8.8 In the event of deliveries to other jurisdictions in which the foregoing arrangements governing the retention of title do not have the same effect of securing right as in Germany, Customer shall do everything to create corresponding rights of security for the benefit of TMS. Customer shall cooperate, for example, in the registrations, public notices and the like required for and expedient to effectuating and enforcing such rights of security.

8.9 Customer is obligated to reasonably insure the products sold under retention of title. Upon TMS’ request, Customer shall provide TMS with equivalent insurance certificates and shall assign the claims under the insurance contract to TMS in the amount of TMS’ respective remaining claim.

9. Product Liability

Should Customer sell the subject of delivery unaltered or following processing, union, mixing or confusion with other goods, he shall indemnify TMS within his internal relationship with TMS against product liability claims of third parties to the extent he is responsible for the fault causing such liability.

10. Intellectual Property

Should Customer prescribe how TMS is to produce the products to be delivered by providing certain instructions, information, documents, drafts or drawings, Customer shall warrant that no thirdparts rights such as patents, utility models and other proprietary and copyrights shall be infringed by TMS. Customer shall indemnify TMS against all claims of third parties which they may raise against TMS because of such infringement.

11. General Terms and Conditions

11.1 Changes and supplements to the contract and/or these Terms of Delivery, as well as any side agreement, shall require written form. This shall also apply for the modification of this written form requirement.

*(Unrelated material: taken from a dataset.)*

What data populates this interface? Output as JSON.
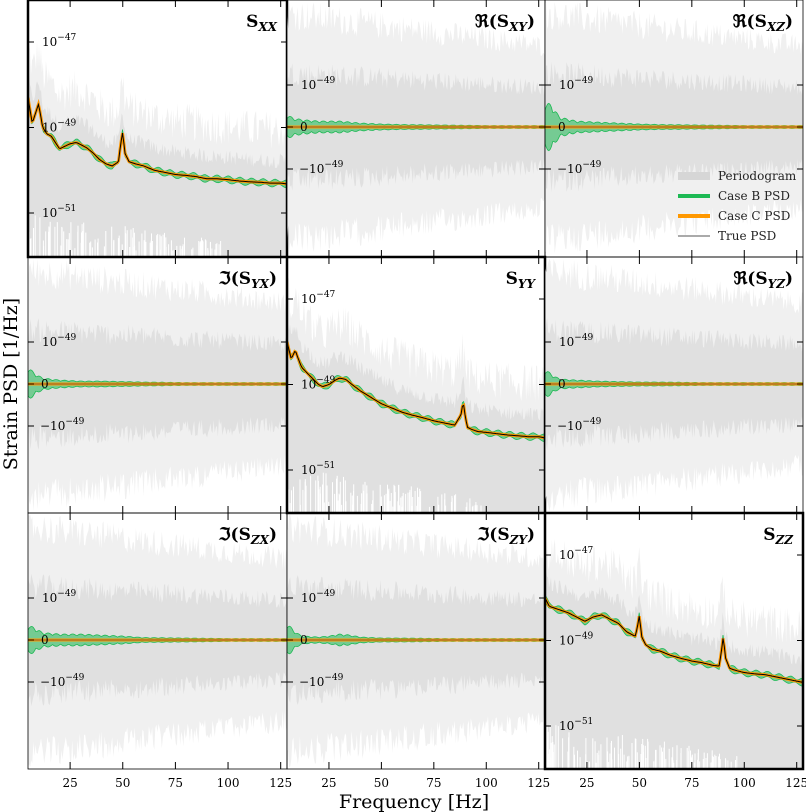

11.2 If a term of the contract and/or these Terms of Delivery are fully or partially invalid, the other provisions shall remain unaffected. The parties undertake in such case to replace the invalid provision by such valid provision which may come closest to the commercial purpose of the invalid provision.

11.3 If Customer is a merchant, legal entity under public law, the exclusive place of jurisdiction for all disputes arising under the parties’ contractual relationship shall be Frankfurt am Main. This shall also apply if Customer does not have any general place
of jurisdiction in the Federal Republic of Germany or has moved his habitual residence to a foreign country following the conclusion of contract. TMS is entitled, however, to enter actions against Customer at any other statutory court of jurisdiction.

11.4 The law of the Federal Republic of Germany shall apply with the exception of the UN Law of Sales (CISG).